Bundan bir kaç hafta 5.sınıfı bitiren kuzenimin okul partisinde ona eşlik ettim. Şık giyimli bücür cadıların dünyasını gözlemlemek bende farklı bir etki bıraktı. Ve aynen şunu dedim: "Allah'ım bunlar kadın olmuş bile!" Bir kere çok net gruplaşmalar vardı kızlar arasında. Lider özellikli bi kaç kız ve etrafında toplanan kızlar durmadan birbirini çekiştirmekteydi. İşte o cümleler:
-O elbiseyle buraya mı gelinir?
- Ay saçı çok çirkin olmuş.
-Şunun üzerindekine bak ne çirkin.

İlk başta duyduklarıma inanamadım. Kuzenim benim için henüz saf ve masum bir dünyada yaşayan bir çocuktu. Sonra kendi çocukluğumu düşündüm ve gerçeği hatırladım. Evet, ben de onun yaşlarındayken dünyam böyle pisleşmeye başlamıştı.Erkekler daha kalabalık gruplar halinde dertsiz, tasasız eğlenirken kızların birbirini çekiştirme modunda olması psikolojik mi, sosyolojik mi, antropolojik mi bilemiyorum. Ama şöyle düşündüm acaba çooook eski zamanlarda erkek nüfusu azken-savaşlardan dolayı erkek nüfusunun az olduğu zamanlar da olabilir- kadınlar bir erkeğe sahip olabilmek için kendini beğendirmek ve öne geçmek zorundaydı ve kadınlara güdüsel olarak yerleşen bu durum günümüze değin genetik olarak geldi denebilir mi? Saçma bir var sayım belki, ama bir türlü anlam veremediğim şu duruma bir sebep bulmak istiyorum sanırım.

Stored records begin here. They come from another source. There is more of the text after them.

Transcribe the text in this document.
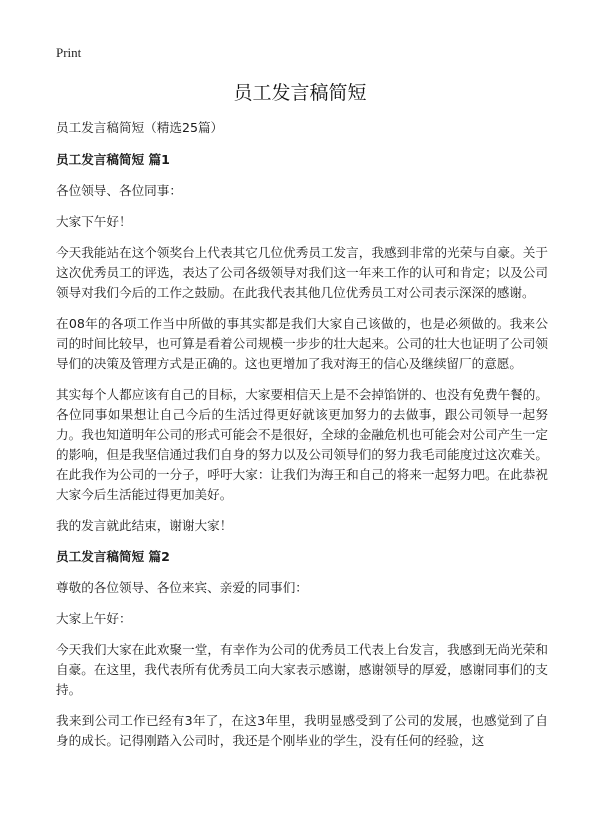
Print
员工发言稿简短

员工发言稿简短（精选25篇）

员工发言稿简短 篇1

各位领导、各位同事：

大家下午好！

今天我能站在这个领奖台上代表其它几位优秀员工发言，我感到非常的光荣与自豪。关于这次优秀员工的评选，表达了公司各级领导对我们这一年来工作的认可和肯定；以及公司领导对我们今后的工作之鼓励。在此我代表其他几位优秀员工对公司表示深深的感谢。

在08年的各项工作当中所做的事其实都是我们大家自己该做的，也是必须做的。我来公司的时间比较早，也可算是看着公司规模一步步的壮大起来。公司的壮大也证明了公司领导们的决策及管理方式是正确的。这也更增加了我对海王的信心及继续留厂的意愿。

其实每个人都应该有自己的目标，大家要相信天上是不会掉馅饼的、也没有免费午餐的。各位同事如果想让自己今后的生活过得更好就该更加努力的去做事，跟公司领导一起努力。我也知道明年公司的形式可能会不是很好，全球的金融危机也可能会对公司产生一定的影响，但是我坚信通过我们自身的努力以及公司领导们的努力我毛司能度过这次难关。在此我作为公司的一分子，呼吁大家：让我们为海王和自己的将来一起努力吧。在此恭祝大家今后生活能过得更加美好。

我的发言就此结束，谢谢大家！

员工发言稿简短 篇2

尊敬的各位领导、各位来宾、亲爱的同事们：

大家上午好：

今天我们大家在此欢聚一堂，有幸作为公司的优秀员工代表上台发言，我感到无尚光荣和自豪。在这里，我代表所有优秀员工向大家表示感谢，感谢领导的厚爱，感谢同事们的支持。

我来到公司工作已经有3年了，在这3年里，我明显感受到了公司的发展，也感觉到了自身的成长。记得刚踏入公司时，我还是个刚毕业的学生，没有任何的经验，这
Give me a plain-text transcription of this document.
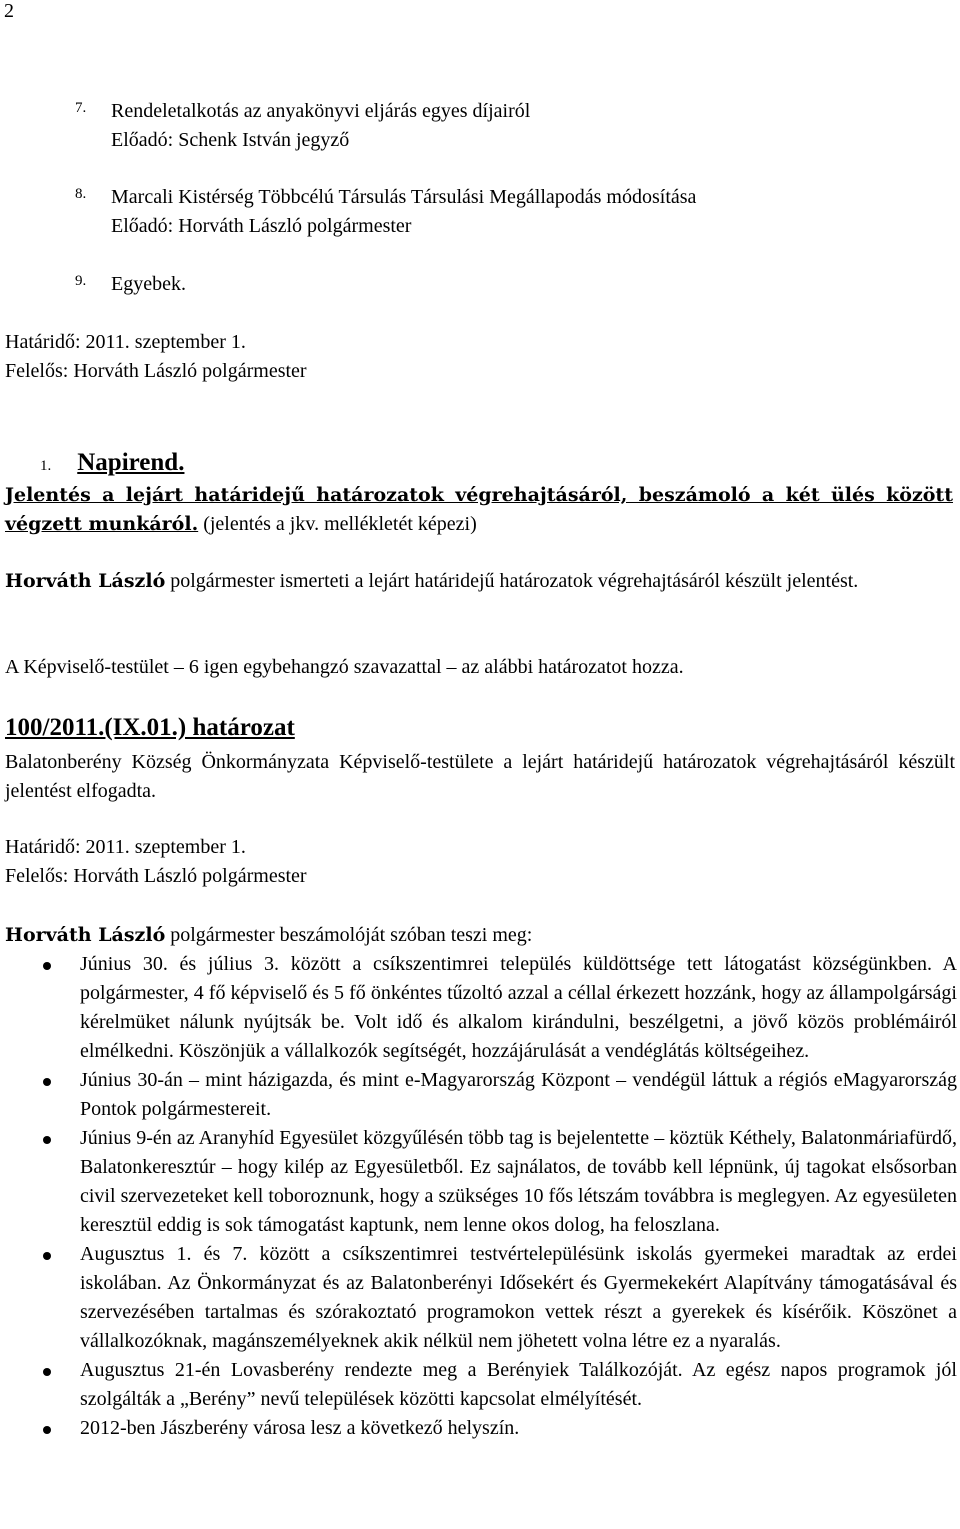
2
7. Rendeletalkotás az anyakönyvi eljárás egyes díjairól
Előadó: Schenk István jegyző
8. Marcali Kistérség Többcélú Társulás Társulási Megállapodás módosítása
Előadó: Horváth László polgármester
9. Egyebek.
Határidő: 2011. szeptember 1.
Felelős: Horváth László polgármester
1. Napirend.
Jelentés a lejárt határidejű határozatok végrehajtásáról, beszámoló a két ülés között
végzett munkáról. (jelentés a jkv. mellékletét képezi)
Horváth László polgármester ismerteti a lejárt határidejű határozatok végrehajtásáról készült jelentést.
A Képviselő-testület – 6 igen egybehangzó szavazattal – az alábbi határozatot hozza.
100/2011.(IX.01.) határozat
Balatonberény Község Önkormányzata Képviselő-testülete a lejárt határidejű határozatok végrehajtásáról készült jelentést elfogadta.
Határidő: 2011. szeptember 1.
Felelős: Horváth László polgármester
Horváth László polgármester beszámolóját szóban teszi meg:
Június 30. és július 3. között a csíkszentimrei település küldöttsége tett látogatást községünkben. A polgármester, 4 fő képviselő és 5 fő önkéntes tűzoltó azzal a céllal érkezett hozzánk, hogy az állampolgársági kérelmüket nálunk nyújtsák be. Volt idő és alkalom kirándulni, beszélgetni, a jövő közös problémáiról elmélkedni. Köszönjük a vállalkozók segítségét, hozzájárulását a vendéglátás költségeihez.
Június 30-án – mint házigazda, és mint e-Magyarország Központ – vendégül láttuk a régiós eMagyarország Pontok polgármestereit.
Június 9-én az Aranyhíd Egyesület közgyűlésén több tag is bejelentette – köztük Kéthely, Balatonmáriafürdő, Balatonkeresztúr – hogy kilép az Egyesületből. Ez sajnálatos, de tovább kell lépnünk, új tagokat elsősorban civil szervezeteket kell toboroznunk, hogy a szükséges 10 fős létszám továbbra is meglegyen. Az egyesületen keresztül eddig is sok támogatást kaptunk, nem lenne okos dolog, ha feloszlana.
Augusztus 1. és 7. között a csíkszentimrei testvértelepülésünk iskolás gyermekei maradtak az erdei iskolában. Az Önkormányzat és az Balatonberényi Idősekért és Gyermekekért Alapítvány támogatásával és szervezésében tartalmas és szórakoztató programokon vettek részt a gyerekek és kísérőik. Köszönet a vállalkozóknak, magánszemélyeknek akik nélkül nem jöhetett volna létre ez a nyaralás.
Augusztus 21-én Lovasberény rendezte meg a Berényiek Találkozóját. Az egész napos programok jól szolgálták a „Berény” nevű települések közötti kapcsolat elmélyítését.
2012-ben Jászberény városa lesz a következő helyszín.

Erkekler sütten çıkma ak kaşıktır, onlar dedikodu yapmaz, kıskanmaz demiyorum elbette.Ama kıskançlığın kadınlar arasında daha fazla olduğu aşikar. 20 yıllık hayatımda (ki bu yolun başı oluyor ) ne zaman başarılı olsam canımı sıkan birileriyle(kadınlar) karşı karşıya gelmişimdir. Ne zaman başarılı bir kadın görsem onu gözlemleyen kadın düşmanlarının gözlerini fark etmişimdir.
Kıssadan hisse, yıllar önce Romina adlı bir dj'in yayınında sıklıkla söylediği gibi : "Kadın olmak zor zenaat şekerim".